An Italian court has sentenced a Swiss billionaire and a Belgian baron to 16 years in jail for their links to some 3000 asbestos-related deaths in Italy's industrial heartland.
The trial, which began in 2009 after a five-year investigation, was the biggest of its kind against a multinational for asbestos-related deaths and could set an international precedent for safety in the workplace.
The judge in the case found 64 year old Stephan Schmidheiny, the former owner of a company making Eternit fibre cement, and its major shareholder Jean-Louis Marie Ghislain de Cartier de Marchienne, now 90, guilty on Monday in Turin.
Simon Millman, specialist asbestos lawyer with Slater and Gordon, said the decision sends a chilling message.
“These two elderly men were directly involved in causing an environmental disaster and failing to follow safety regulations as they spent years producing and making a fortune out of deadly fibre cement,” Mr Millman said.
“And despite the company failing in the mid-1980’s the deadly legacy of the product it produced will long out live the former owners of the company,” he said.

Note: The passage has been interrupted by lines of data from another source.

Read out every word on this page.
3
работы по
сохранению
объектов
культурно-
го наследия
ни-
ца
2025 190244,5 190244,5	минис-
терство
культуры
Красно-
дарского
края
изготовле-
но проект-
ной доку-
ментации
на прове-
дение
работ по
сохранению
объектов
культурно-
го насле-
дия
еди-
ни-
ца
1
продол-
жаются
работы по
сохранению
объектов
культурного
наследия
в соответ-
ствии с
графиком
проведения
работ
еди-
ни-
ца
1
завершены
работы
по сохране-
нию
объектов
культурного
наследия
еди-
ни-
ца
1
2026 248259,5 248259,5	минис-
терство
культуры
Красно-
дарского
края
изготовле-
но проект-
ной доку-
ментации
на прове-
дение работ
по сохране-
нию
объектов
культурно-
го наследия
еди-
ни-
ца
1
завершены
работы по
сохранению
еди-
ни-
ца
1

Schmidheiny and De Cartier were ordered to pay 30,000 Euros in damages to relatives of people killed and 35,000 Euros for every sick person, as well as other payouts expected to total tens of millions of Euros.
According to reports, prosecutors said the lack of safety measures led to the deaths of thousands of people, mostly from cancer triggered by contact with asbestos, and thousands of other cases of chronic pulmonary disease, tumours and other illnesses over the past four decades.